Recently, at its 82nd annual meeting, the Endocrine Society [2] emphasized the importance of establishing an appropriate diagnosis of hypogonadism (low testosterone levels) in men.

It is obvious that testosterone measurement is required to establish a presumptive diagnosis of hypogonadism. Recently, Kandeel et al [3] presented an algorithm that allowed bioavailable testosterone measurement. It is increasingly recommended that the bioavailable fraction of testosterone, which corresponds better to the testosterone concentration acting at the tissue level, be measured. The author also realizes that total testosterone levels do not identify partial androgen deficiency. The SHBG level or the binding proteins that link testosterone provide better insight into the level of bioavailable testosterone, as shown in Figure 1. In patients with normal testosterone levels but elevated SHBG and albumin levels, an abnormal level of bioavailable testosterone is observed. This observation is also true for all testosterone levels found in a patient.

sexual-reproductive-medicine-bioavailable-testosterone

Figure 1: Relation of bioavailable testosterone to sex hormone-binding globulin (SHBG) at a total testosterone level of 14 nmol/L

Reference Range for Bioavailable Testosterone

Many authors have reported their own reference range for bioavailable testosterone. Tremblay [4], in a recent paper, summarized the reference range of the lower value reported by many authors for the diagnosis of partial hypogonadism.

Various approaches, which are not officially recognized, can be used by clinical laboratories to measure precisely [5] or give an estimation [6] of the free or bioavailable testosterone fraction using the total testosterone and SHBG levels in serum.

However, there is no commercial kit for measuringbioavailable testosterone, and the reference or the equilibrium dialysis methods used to measure the free testosterone fraction cannot be used on a routine basis by clinical laboratories.

The bioavailable method that is measured following ammonium sulfate precipitation of SHBG is quite difficult, and requires excellent technical skill and special standardization to avoid technical bias and unacceptable imprecision.
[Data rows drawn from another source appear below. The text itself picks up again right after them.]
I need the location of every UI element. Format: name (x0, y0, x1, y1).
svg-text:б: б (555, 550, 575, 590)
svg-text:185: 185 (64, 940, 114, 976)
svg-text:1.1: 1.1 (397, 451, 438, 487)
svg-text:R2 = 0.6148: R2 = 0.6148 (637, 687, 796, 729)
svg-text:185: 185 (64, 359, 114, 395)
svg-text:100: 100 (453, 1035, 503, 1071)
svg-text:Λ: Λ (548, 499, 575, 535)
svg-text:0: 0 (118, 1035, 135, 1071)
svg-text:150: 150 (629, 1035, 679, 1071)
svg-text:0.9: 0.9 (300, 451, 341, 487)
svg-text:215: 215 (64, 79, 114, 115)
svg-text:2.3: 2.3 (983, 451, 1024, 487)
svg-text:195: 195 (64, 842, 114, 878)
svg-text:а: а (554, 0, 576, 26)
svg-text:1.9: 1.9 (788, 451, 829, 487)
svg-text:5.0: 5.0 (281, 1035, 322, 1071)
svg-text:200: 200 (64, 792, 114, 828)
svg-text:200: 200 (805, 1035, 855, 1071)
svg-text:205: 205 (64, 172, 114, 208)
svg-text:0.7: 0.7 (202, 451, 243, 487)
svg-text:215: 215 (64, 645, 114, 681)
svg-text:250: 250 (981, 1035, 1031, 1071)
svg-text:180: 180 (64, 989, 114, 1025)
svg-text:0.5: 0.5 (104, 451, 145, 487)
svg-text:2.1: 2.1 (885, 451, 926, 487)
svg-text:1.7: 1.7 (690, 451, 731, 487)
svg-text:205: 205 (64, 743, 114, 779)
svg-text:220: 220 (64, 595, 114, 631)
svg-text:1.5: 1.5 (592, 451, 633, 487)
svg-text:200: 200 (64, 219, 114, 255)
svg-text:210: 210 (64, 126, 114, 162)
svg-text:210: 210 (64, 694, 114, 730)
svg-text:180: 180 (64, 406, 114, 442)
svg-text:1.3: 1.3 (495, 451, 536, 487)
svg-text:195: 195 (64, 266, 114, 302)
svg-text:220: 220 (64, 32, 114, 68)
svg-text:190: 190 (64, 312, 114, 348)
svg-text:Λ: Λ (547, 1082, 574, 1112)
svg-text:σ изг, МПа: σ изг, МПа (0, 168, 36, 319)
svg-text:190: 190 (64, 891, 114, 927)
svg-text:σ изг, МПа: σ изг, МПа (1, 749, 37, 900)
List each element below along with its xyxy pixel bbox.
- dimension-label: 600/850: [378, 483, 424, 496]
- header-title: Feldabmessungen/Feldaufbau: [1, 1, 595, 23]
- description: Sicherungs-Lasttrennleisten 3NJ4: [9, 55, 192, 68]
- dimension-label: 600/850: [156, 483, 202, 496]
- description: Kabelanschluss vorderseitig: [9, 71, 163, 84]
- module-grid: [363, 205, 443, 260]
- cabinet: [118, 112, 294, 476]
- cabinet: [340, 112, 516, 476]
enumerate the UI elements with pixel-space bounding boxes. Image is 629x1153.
On the other hand, the calculation method is based on two independent, imprecise methods that assume that SHBG and albumin are single homogeneous proteins with a single binding property.
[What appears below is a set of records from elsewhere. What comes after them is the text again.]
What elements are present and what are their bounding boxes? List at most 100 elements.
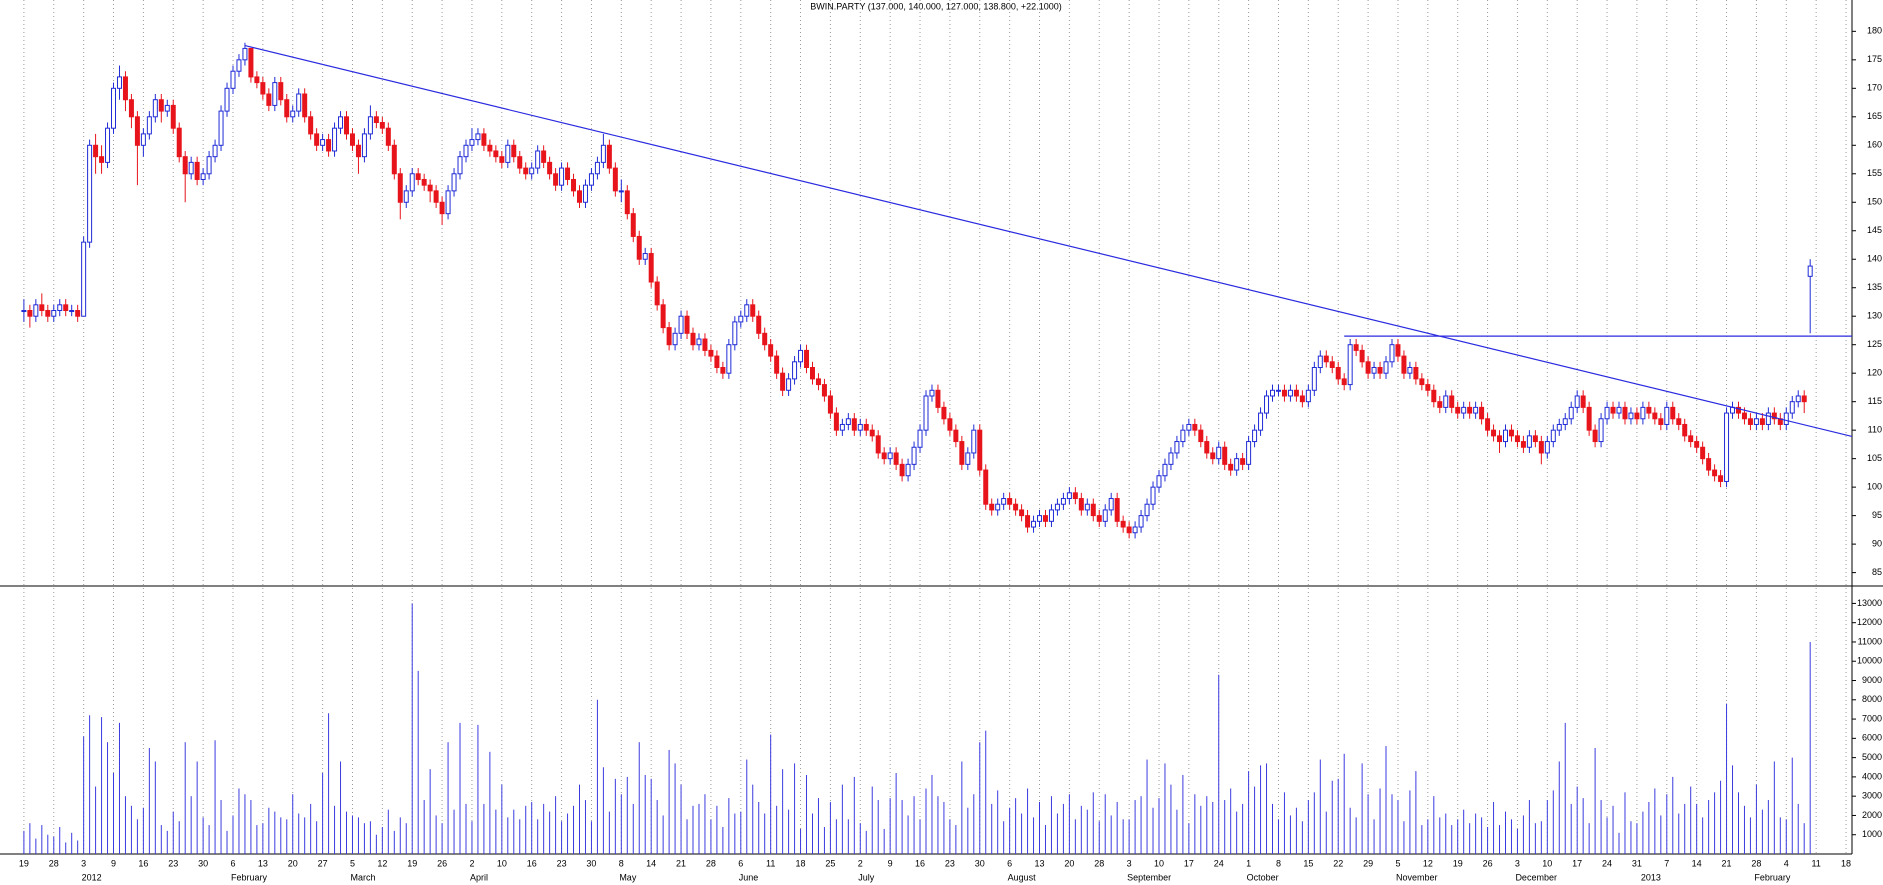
candle-body [403,190,409,203]
month-label: October [1247,872,1279,882]
candle-body [1706,458,1712,471]
month-label: June [739,872,759,882]
y-tick-label: 155 [1867,168,1882,178]
candle-body [1622,406,1628,420]
candle-body [744,304,750,317]
x-tick-label: 7 [1664,858,1669,868]
candle-body [696,338,702,346]
candle-body [314,133,320,146]
x-tick-label: 4 [1784,858,1789,868]
candle-body [439,201,445,215]
x-tick-label: 16 [138,858,148,868]
candle-body [1586,406,1592,431]
candle-body [1520,441,1526,448]
candle-body [1192,423,1198,431]
candle-body [146,116,152,135]
y-tick-label: 90 [1872,538,1882,548]
month-label: May [619,872,637,882]
candle-body [1670,406,1676,420]
volume-tick-label: 12000 [1857,617,1882,627]
candle-body [529,167,535,175]
candle-body [839,423,845,431]
candle-body [1598,418,1604,443]
candle-body [1222,446,1228,465]
trendline [244,44,1853,438]
chart-title: BWIN.PARTY (137.000, 140.000, 127.000, 1… [810,1,1061,11]
x-tick-label: 21 [1722,858,1732,868]
candle-body [648,253,654,283]
candle-body [965,452,971,465]
candle-body [1228,463,1234,471]
candle-body [427,184,433,192]
candle-body [786,378,792,391]
candle-body [1132,526,1138,534]
candle-body [1102,509,1108,522]
candle-body [266,93,272,106]
candle-body [1407,366,1413,374]
candle-body [917,429,923,448]
volume-tick-label: 1000 [1862,829,1882,839]
candle-body [535,150,541,169]
candle-body [1246,441,1252,465]
x-tick-label: 14 [646,858,656,868]
candle-body [929,389,935,397]
candle-body [1335,366,1341,380]
volume-tick-label: 8000 [1862,694,1882,704]
candle-body [1258,412,1264,431]
x-tick-label: 15 [1303,858,1313,868]
candle-body [320,139,326,146]
candle-body [164,104,170,112]
candle-body [1413,366,1419,380]
y-tick-label: 95 [1872,510,1882,520]
x-tick-label: 11 [1811,858,1820,868]
candle-body [1795,395,1801,403]
y-tick-label: 115 [1868,396,1882,406]
candle-body [1502,429,1508,443]
candle-body [887,452,893,460]
candle-body [1174,441,1180,454]
candle-body [869,429,875,437]
x-tick-label: 28 [1094,858,1104,868]
candle-body [947,418,953,431]
x-tick-label: 14 [1692,858,1702,868]
candle-body [1186,423,1192,431]
candle-body [923,395,929,431]
candle-body [559,167,565,186]
candle-body [134,116,140,146]
candle-body [1658,418,1664,425]
candle-body [1437,401,1443,408]
candle-body [1001,498,1007,505]
candle-body [1789,401,1795,414]
candle-body [576,190,582,203]
candle-body [935,389,941,408]
candle-body [332,127,338,152]
y-tick-label: 145 [1867,225,1882,235]
candle-body [122,76,128,101]
x-tick-label: 22 [1333,858,1343,868]
candle-body [463,144,469,158]
candle-body [1210,452,1216,460]
month-label: July [858,872,875,882]
candle-body [188,161,194,175]
x-tick-label: 28 [1751,858,1761,868]
candle-body [905,463,911,477]
candle-body [1491,429,1497,437]
y-tick-label: 170 [1867,83,1882,93]
candle-body [1317,355,1323,368]
candle-body [176,127,182,158]
candle-body [1389,344,1395,363]
candle-body [1801,395,1807,403]
candle-body [487,144,493,152]
candle-body [1323,355,1329,363]
y-tick-label: 120 [1867,368,1882,378]
candle-body [804,349,810,368]
candle-body [1532,435,1538,443]
candle-body [636,235,642,260]
x-tick-label: 28 [706,858,716,868]
candle-body [421,178,427,186]
candle-body [571,178,577,192]
x-tick-label: 6 [1007,858,1012,868]
month-label: 2012 [82,872,102,882]
candle-body [1771,412,1777,420]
It is obvious that both bioavailable and calculed free testosterone methods show technical weakness. However, these methods show acceptable precision that is better than that of measuring total testosterone.

There is no concensus on the criteria that define the reference range of bioavailable testosterone for the diagnosis of andropause. However, the majority of authors agree that a level of bioavailable testosterone between 2.5 and 3.5 nmol/L is probably the lower end of the normal range to be considered for a diagnosis of andropause.

The usual procedure (mean ± 2 SD of a reference age group) applied by clinical laboratoies to define a normal range probably cannot be applied to identify andropause.

For this reason, it is suggested that a level of between the fifth and 95th percentiles of bioavailable testosterone observed in men aged 40 to 49 years should be used as a reference range because, usually, these men do not show symptoms of andropause. Table 1 shows the local reference range observed for bioavailable testosterone per age group. These values are comparable with those reported in other studies [7].

      Percentile
5%   95%  
Total testosterone (nmol/L) 8.0 30
Bioavailable testosterone (nmol/L) 3.5 12
Sex hormone-binding globulin (nmol/L) 15.0 60

Table 1: Reference range of testosterone fractions in men aged 40 to 49 years

Conclusions

It is obvious that bioavailable testosterone assays constitute a major improvement in clinical laboratory practice compared with the classic total testosterone assay for the identification of patients with partial androgen deficiency. It is also clear that clinical laboratories are not faced with obvious markers of primary hypogonadism but have to contribute to identifying a more subtle hypogonadal condition that does not involve testosterone uniquely; it probably involves a more complex endocrine condition with multiple components. In the near future, other markers may appear that may improve the diagnosis and treatment of men with partial androgen and other deficiencies.